The argument can be made here that initial contact with Kṛṣṇa consciousness can be intoxicating but it eventually wears off. Shouldn’t we seek more mature displays of devotion than chasing those first impressions? This can be answered in two ways. First is that this initial contact is made in innocence and simplicity. It’s not inferior in any way, it’s just that with passing of time this initial simplicity and implicit faith gets lost and replaced by elaborate speculative constructions that make us into guarantors of devotion – we do things and learn things and deserve positions on devotional ladder. This contaminating attitude is absent on the initial stages where everything is seen as Kṛṣṇa’s grace.

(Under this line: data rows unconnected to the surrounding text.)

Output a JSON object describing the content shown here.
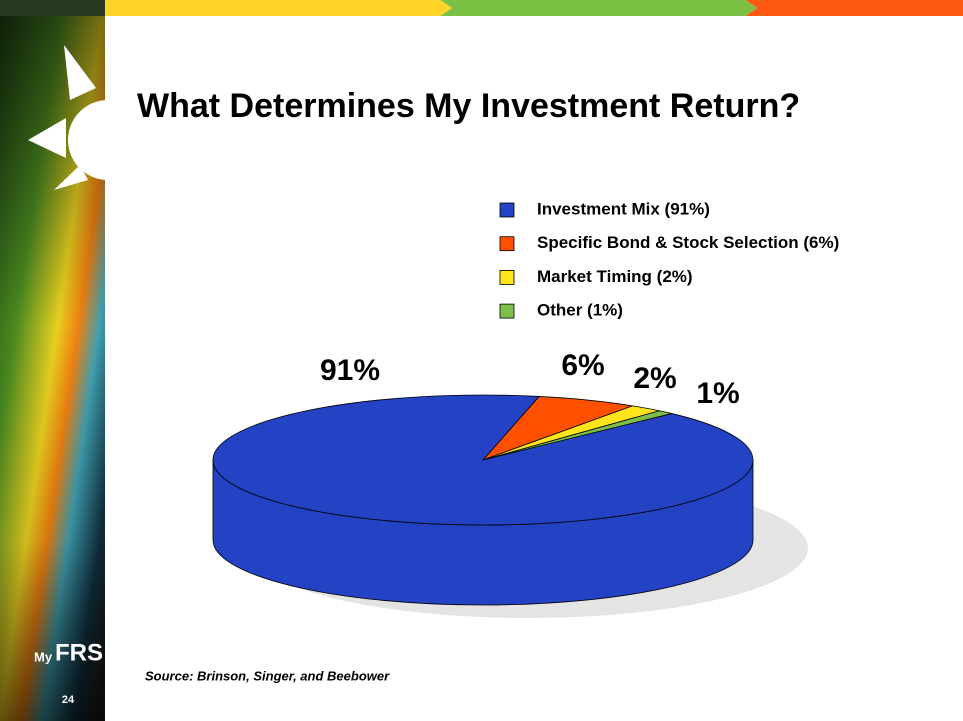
{
  "chart_data": {
    "type": "pie",
    "title": "What Determines My Investment Return?",
    "categories": [
      "Investment Mix (91%)",
      "Specific Bond & Stock Selection (6%)",
      "Market Timing (2%)",
      "Other (1%)"
    ],
    "values": [
      91,
      6,
      2,
      1
    ],
    "value_labels": [
      "91%",
      "6%",
      "2%",
      "1%"
    ],
    "colors": [
      "#2342c4",
      "#ff5000",
      "#ffe41c",
      "#7cc04a"
    ],
    "source": "Source:  Brinson, Singer, and Beebower"
  },
  "logo": {
    "prefix": "My",
    "name": "FRS"
  },
  "slide_number": "24"
}
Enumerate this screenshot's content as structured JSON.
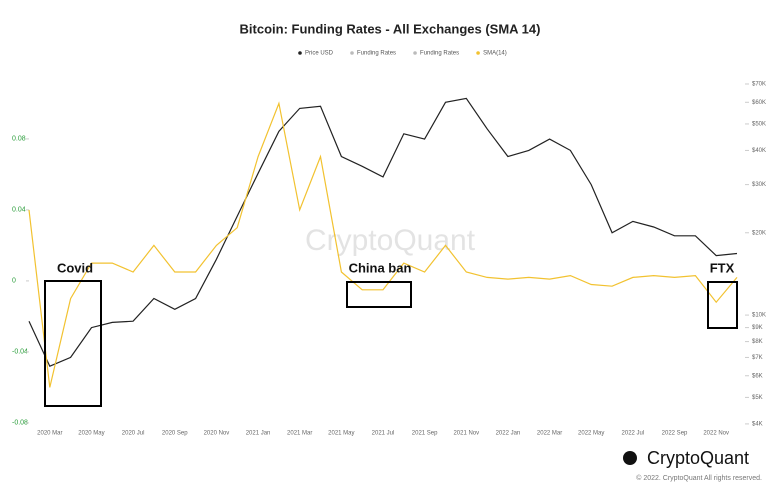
{
  "chart_data": {
    "type": "line",
    "title": "Bitcoin: Funding Rates - All Exchanges (SMA 14)",
    "x": [
      null,
      "2020 Mar",
      null,
      "2020 May",
      null,
      "2020 Jul",
      null,
      "2020 Sep",
      null,
      "2020 Nov",
      null,
      "2021 Jan",
      null,
      "2021 Mar",
      null,
      "2021 May",
      null,
      "2021 Jul",
      null,
      "2021 Sep",
      null,
      "2021 Nov",
      null,
      "2022 Jan",
      null,
      "2022 Mar",
      null,
      "2022 May",
      null,
      "2022 Jul",
      null,
      "2022 Sep",
      null,
      "2022 Nov",
      null
    ],
    "series": [
      {
        "name": "Price USD",
        "color": "#222222",
        "axis": "y2",
        "values": [
          9500,
          6500,
          7000,
          9000,
          9400,
          9500,
          11500,
          10500,
          11500,
          16000,
          23000,
          33000,
          47000,
          57000,
          58000,
          38000,
          35000,
          32000,
          46000,
          44000,
          60000,
          62000,
          48000,
          38000,
          40000,
          44000,
          40000,
          30000,
          20000,
          22000,
          21000,
          19500,
          19500,
          16500,
          16800
        ]
      },
      {
        "name": "SMA(14)",
        "color": "#f2c230",
        "values": [
          0.04,
          -0.06,
          -0.01,
          0.01,
          0.01,
          0.005,
          0.02,
          0.005,
          0.005,
          0.02,
          0.03,
          0.07,
          0.1,
          0.04,
          0.07,
          0.005,
          -0.005,
          -0.005,
          0.01,
          0.005,
          0.02,
          0.005,
          0.002,
          0.001,
          0.002,
          0.001,
          0.003,
          -0.002,
          -0.003,
          0.002,
          0.003,
          0.002,
          0.003,
          -0.012,
          0.002
        ]
      }
    ],
    "legend_extra": [
      {
        "name": "Funding Rates",
        "color": "#bbbbbb"
      },
      {
        "name": "Funding Rates",
        "color": "#bbbbbb"
      }
    ],
    "ylim": [
      -0.084,
      0.116
    ],
    "yticks": [
      0.08,
      0.04,
      0,
      -0.04,
      -0.08
    ],
    "y2lim": [
      3800,
      75500
    ],
    "y2log": true,
    "y2ticks": [
      {
        "value": 70000,
        "label": "$70K"
      },
      {
        "value": 60000,
        "label": "$60K"
      },
      {
        "value": 50000,
        "label": "$50K"
      },
      {
        "value": 40000,
        "label": "$40K"
      },
      {
        "value": 30000,
        "label": "$30K"
      },
      {
        "value": 20000,
        "label": "$20K"
      },
      {
        "value": 10000,
        "label": "$10K"
      },
      {
        "value": 9000,
        "label": "$9K"
      },
      {
        "value": 8000,
        "label": "$8K"
      },
      {
        "value": 7000,
        "label": "$7K"
      },
      {
        "value": 6000,
        "label": "$6K"
      },
      {
        "value": 5000,
        "label": "$5K"
      },
      {
        "value": 4000,
        "label": "$4K"
      }
    ],
    "annotations": [
      "Covid",
      "China ban",
      "FTX"
    ],
    "watermark": "CryptoQuant",
    "brand": "CryptoQuant",
    "copyright": "© 2022. CryptoQuant All rights reserved."
  }
}
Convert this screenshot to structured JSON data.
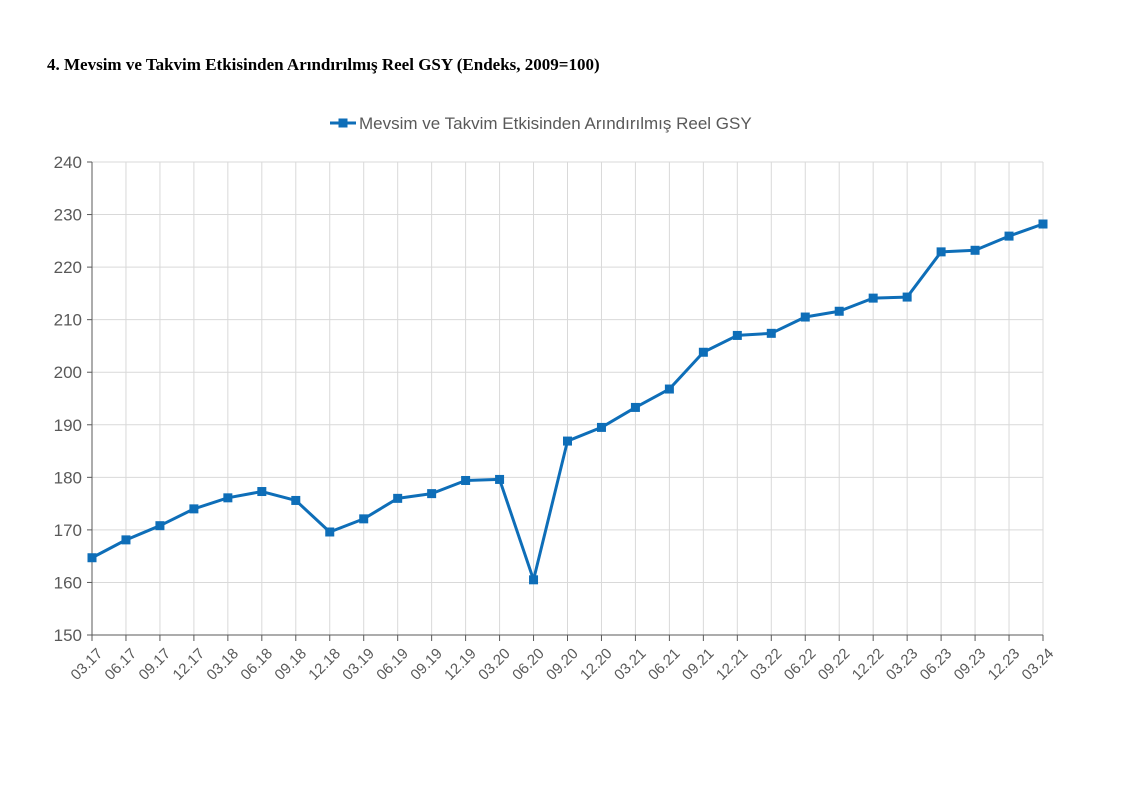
{
  "page": {
    "title": "4. Mevsim ve Takvim Etkisinden Arındırılmış Reel GSY (Endeks, 2009=100)"
  },
  "chart_data": {
    "type": "line",
    "title": "",
    "xlabel": "",
    "ylabel": "",
    "ylim": [
      150,
      240
    ],
    "yticks": [
      150,
      160,
      170,
      180,
      190,
      200,
      210,
      220,
      230,
      240
    ],
    "grid": true,
    "legend_position": "top-center",
    "categories": [
      "03.17",
      "06.17",
      "09.17",
      "12.17",
      "03.18",
      "06.18",
      "09.18",
      "12.18",
      "03.19",
      "06.19",
      "09.19",
      "12.19",
      "03.20",
      "06.20",
      "09.20",
      "12.20",
      "03.21",
      "06.21",
      "09.21",
      "12.21",
      "03.22",
      "06.22",
      "09.22",
      "12.22",
      "03.23",
      "06.23",
      "09.23",
      "12.23",
      "03.24"
    ],
    "series": [
      {
        "name": "Mevsim ve Takvim Etkisinden Arındırılmış Reel GSY",
        "color": "#0E6EB8",
        "marker": "square",
        "values": [
          164.7,
          168.1,
          170.8,
          174.0,
          176.1,
          177.3,
          175.6,
          169.6,
          172.1,
          176.0,
          176.9,
          179.4,
          179.6,
          160.5,
          186.9,
          189.5,
          193.3,
          196.8,
          203.8,
          207.0,
          207.4,
          210.5,
          211.6,
          214.1,
          214.3,
          222.9,
          223.2,
          225.9,
          228.2
        ]
      }
    ]
  }
}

Secondly, it’s not just tiny jīvas little highs that we are after. Kṛṣṇa experience the pleasure of reunion with the lost souls, too. It’s His pleasure that we should be seeking out first and foremost when serving the saṅkīrtana mission. Beginners ecstasy will gradually fade away and get covered by ignorance but Kṛṣṇa’s bliss won’t. One could see saṅkīrtana as making people happy and being pleased with it but one could also see saṅkīrtana as pleasing to the Lord and it’s in this second aspect of it that there’s no limit to the possible ānanda. It’s this ānanda that gets increased at every step – Kṛṣṇa’s ānanda, not ours.
The argument can also be made that we engage in saṅkīrtana on the orders of our guru and if that’s all that drives us then it’s dāsya rasa at best. Fair enough – not everybody gets to taste the bliss of book distribution, most fail miserably. In this case we need to persevere despite the failings and carry out our guru’s orders regardless. We might not qualify for the ultimate bliss this way but we WILL learn to appreciate the taste of selfless service which can raise us to brahma-bhūta platform. One can’t engage in bhakti until one reaches that level anyway, if we are not there yet we have little hope of appreciating saṅkīrtana in full.
Or, perhaps, Lord Caitanya’s saṅkīrtana is pūrna-amṛta and includes both dāsya and madhurya rasas as I argued here, and probably more. One thing is certain – He has given it to us and therefore we all are eligible to partake. It’s only out of foolishness and ignorance that we choose to pursue any other types of service for which we might never get the blessings. I mostly mean those into high end literature but those who settle on deity worship or management, too. Even though these are legitimate engagements but if they exclude saṅkīrtana they will not be fruitful.